Post-Lehman, risk information has been in high demand. Still, there seems to exist a “risk gap” among risk managers and risk takers including fund managers and traders in the front office who continue to view risk management as an ‘after the fact’ middle office reporting routine for investors and regulators.

In effect, many risk takers are still not making full use of risk information on a pre-trade basis and are thus not integrating risk into their investment decisions. Until the value of good risk management is effectively championed throughout the organization, traders and portfolio managers who are not already risk-aware will continue to go about their business as usual. That is until an unexpected risk exposure signals the end of their good run and makes them wonder where it all went wrong.  

The need to create a culture of risk within firms is a recurring theme we encounter when speaking with our customers, who range from asset management firms in Australia to broker dealers in the USA. This poses the question, is creating a risk culture a top down or bottom up approach?

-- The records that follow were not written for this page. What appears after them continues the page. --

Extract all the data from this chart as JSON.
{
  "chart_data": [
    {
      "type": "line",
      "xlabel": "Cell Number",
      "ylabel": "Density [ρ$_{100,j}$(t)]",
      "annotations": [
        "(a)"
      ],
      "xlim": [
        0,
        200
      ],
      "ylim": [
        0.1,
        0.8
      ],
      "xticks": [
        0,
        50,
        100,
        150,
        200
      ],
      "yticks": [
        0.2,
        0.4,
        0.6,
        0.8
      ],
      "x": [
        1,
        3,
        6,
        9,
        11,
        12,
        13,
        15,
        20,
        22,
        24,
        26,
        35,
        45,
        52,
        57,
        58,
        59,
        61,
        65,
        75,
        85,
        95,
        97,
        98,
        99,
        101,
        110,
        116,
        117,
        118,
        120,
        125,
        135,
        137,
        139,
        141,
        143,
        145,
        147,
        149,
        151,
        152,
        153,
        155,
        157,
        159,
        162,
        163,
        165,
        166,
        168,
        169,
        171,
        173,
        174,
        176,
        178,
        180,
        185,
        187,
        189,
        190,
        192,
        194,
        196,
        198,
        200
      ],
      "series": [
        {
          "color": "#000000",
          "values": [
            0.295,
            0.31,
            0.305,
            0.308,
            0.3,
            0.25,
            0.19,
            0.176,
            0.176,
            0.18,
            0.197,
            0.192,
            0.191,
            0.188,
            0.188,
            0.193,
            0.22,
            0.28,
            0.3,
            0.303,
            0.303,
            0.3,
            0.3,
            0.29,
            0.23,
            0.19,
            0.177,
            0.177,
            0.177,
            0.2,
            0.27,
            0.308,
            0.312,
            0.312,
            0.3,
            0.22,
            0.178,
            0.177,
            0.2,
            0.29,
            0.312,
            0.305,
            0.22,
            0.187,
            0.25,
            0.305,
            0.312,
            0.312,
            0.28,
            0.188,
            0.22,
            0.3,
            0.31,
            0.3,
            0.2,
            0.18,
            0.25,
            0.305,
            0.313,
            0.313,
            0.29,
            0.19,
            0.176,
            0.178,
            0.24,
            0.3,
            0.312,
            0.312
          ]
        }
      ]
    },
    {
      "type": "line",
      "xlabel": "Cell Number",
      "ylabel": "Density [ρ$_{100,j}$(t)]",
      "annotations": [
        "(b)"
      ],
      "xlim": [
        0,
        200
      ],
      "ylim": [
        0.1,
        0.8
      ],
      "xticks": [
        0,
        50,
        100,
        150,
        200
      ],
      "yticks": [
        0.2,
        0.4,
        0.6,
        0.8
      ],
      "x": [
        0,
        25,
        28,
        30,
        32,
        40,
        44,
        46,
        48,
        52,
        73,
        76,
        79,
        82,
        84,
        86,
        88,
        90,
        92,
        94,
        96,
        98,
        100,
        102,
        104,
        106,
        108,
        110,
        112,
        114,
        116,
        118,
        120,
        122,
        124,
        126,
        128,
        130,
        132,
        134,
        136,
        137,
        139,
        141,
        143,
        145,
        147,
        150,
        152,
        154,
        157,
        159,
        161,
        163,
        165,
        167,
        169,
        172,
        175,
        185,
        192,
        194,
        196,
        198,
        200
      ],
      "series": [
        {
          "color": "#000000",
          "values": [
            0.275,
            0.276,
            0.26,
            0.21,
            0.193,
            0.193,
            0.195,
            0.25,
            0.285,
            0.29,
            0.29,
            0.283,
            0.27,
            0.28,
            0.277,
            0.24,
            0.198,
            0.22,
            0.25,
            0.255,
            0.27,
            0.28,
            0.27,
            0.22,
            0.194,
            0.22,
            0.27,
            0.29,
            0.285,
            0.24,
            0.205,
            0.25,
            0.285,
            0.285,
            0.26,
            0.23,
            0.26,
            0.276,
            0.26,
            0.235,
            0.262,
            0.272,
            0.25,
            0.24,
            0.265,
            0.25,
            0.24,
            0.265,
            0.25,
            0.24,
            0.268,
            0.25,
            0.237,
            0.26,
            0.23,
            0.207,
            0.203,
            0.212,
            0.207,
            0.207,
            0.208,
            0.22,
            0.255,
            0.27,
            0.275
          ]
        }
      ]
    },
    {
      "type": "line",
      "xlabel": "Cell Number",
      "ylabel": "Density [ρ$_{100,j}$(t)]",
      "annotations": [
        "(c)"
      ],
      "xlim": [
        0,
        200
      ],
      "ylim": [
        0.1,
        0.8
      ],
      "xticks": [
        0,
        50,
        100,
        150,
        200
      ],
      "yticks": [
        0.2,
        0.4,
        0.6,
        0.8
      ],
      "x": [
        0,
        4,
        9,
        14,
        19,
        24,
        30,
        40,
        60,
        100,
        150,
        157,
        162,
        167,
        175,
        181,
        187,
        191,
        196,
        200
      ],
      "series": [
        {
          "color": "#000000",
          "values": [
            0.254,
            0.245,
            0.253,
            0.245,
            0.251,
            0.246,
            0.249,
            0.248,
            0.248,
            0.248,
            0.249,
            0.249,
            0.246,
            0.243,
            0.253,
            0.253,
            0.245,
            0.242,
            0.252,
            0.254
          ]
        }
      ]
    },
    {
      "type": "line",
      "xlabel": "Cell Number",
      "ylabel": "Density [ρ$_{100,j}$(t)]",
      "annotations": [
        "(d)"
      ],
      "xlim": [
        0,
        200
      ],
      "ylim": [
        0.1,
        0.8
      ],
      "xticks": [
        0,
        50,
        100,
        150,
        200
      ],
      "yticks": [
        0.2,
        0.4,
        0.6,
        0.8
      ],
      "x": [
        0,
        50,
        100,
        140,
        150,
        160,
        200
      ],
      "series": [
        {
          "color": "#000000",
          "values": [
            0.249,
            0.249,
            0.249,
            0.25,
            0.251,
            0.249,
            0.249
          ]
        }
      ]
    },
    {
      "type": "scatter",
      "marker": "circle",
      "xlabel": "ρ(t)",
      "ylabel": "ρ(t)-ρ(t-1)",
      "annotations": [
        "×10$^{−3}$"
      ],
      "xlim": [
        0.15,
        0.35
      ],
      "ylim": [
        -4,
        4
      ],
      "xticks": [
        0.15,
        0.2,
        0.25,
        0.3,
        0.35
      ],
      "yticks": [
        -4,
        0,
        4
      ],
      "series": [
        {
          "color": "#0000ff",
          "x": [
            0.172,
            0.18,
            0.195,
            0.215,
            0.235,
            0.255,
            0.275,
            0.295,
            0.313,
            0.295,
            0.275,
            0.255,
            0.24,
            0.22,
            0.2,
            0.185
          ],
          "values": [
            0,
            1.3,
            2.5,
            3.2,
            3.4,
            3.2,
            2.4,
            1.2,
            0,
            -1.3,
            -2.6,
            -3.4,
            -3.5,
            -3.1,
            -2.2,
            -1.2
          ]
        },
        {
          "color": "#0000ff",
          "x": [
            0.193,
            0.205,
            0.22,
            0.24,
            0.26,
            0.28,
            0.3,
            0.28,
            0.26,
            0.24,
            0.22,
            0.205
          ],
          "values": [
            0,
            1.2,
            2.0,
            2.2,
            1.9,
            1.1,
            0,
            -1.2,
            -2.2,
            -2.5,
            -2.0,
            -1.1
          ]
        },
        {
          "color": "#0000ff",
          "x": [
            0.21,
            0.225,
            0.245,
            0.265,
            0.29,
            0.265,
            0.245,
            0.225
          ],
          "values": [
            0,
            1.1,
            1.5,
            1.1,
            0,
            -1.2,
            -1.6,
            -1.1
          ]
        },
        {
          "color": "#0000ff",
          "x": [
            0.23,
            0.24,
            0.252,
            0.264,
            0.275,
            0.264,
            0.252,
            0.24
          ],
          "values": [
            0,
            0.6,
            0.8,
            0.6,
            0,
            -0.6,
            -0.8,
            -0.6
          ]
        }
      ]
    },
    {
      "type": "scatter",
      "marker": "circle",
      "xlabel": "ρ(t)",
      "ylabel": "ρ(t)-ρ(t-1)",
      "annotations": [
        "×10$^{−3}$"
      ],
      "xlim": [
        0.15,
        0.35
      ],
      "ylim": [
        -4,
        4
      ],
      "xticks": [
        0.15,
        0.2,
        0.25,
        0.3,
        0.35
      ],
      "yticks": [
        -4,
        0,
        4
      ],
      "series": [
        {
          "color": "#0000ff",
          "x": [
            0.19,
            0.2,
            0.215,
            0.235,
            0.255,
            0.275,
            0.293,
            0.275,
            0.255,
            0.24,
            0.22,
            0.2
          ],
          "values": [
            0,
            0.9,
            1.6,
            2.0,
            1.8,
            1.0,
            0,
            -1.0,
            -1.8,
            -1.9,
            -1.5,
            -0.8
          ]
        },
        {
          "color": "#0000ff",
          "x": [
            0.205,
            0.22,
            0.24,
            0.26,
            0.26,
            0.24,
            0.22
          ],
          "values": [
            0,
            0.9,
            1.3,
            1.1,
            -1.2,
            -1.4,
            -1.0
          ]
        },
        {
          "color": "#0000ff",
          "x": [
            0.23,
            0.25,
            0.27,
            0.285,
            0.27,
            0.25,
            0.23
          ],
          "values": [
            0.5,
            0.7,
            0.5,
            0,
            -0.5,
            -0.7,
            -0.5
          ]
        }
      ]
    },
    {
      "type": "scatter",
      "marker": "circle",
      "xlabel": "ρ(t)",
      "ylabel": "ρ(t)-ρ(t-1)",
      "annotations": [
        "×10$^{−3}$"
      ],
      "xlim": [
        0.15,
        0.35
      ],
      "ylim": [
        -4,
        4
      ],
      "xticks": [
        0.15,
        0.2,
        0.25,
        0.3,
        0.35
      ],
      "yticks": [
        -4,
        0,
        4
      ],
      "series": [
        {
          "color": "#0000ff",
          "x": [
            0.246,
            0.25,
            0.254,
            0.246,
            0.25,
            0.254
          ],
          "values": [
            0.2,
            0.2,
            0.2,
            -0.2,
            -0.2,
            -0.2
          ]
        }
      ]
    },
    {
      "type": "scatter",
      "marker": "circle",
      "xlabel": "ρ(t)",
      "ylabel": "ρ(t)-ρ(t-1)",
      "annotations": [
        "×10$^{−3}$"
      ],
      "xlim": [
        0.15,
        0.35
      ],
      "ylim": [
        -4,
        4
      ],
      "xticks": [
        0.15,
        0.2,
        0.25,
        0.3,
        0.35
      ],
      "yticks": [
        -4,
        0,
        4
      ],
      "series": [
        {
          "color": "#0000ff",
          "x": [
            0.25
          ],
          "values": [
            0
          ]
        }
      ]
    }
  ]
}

The question of how to create a risk culture permeates all levels and functions in an institution. While a top-down approach driven by senior management will ensure that all staff are aware of the value attached to risk management by management, this strategy is likely to result in a compliance-focused risk culture that is validated by the written and spoken word, rather than by everyday actions.

Yet a ‘bottom up’ approach that relies on risk managers taking the lead in creating a risk-aware culture is doomed to fail if they do not have the support of the firm’s senior management and front office ‘rain makers’.

This starts at the top with senior executives including CIOs acting as risk management “champions,” ensuring that all investment decisions are evaluated on a consistent risk-adjusted, with an appreciation of all the relevant risk exposures and a clear view of a range of both upside and downside scenarios, rather than being driven by prescriptive regulatory requirements. This way CIOs, CEOs and risk managers will be provided with a practical guide to creating an organizational culture that puts risk as well as return considerations at the core of all investment decisions.

Since the beginning of the financial crisis in 2008, many observers have argued that an over-reliance on risk models and risk measures like VaR have contributed to the financial crisis. In my view, good risk management starts with a culture that encourages risk and return to be seen as one, rather than separate aspects of the investment process.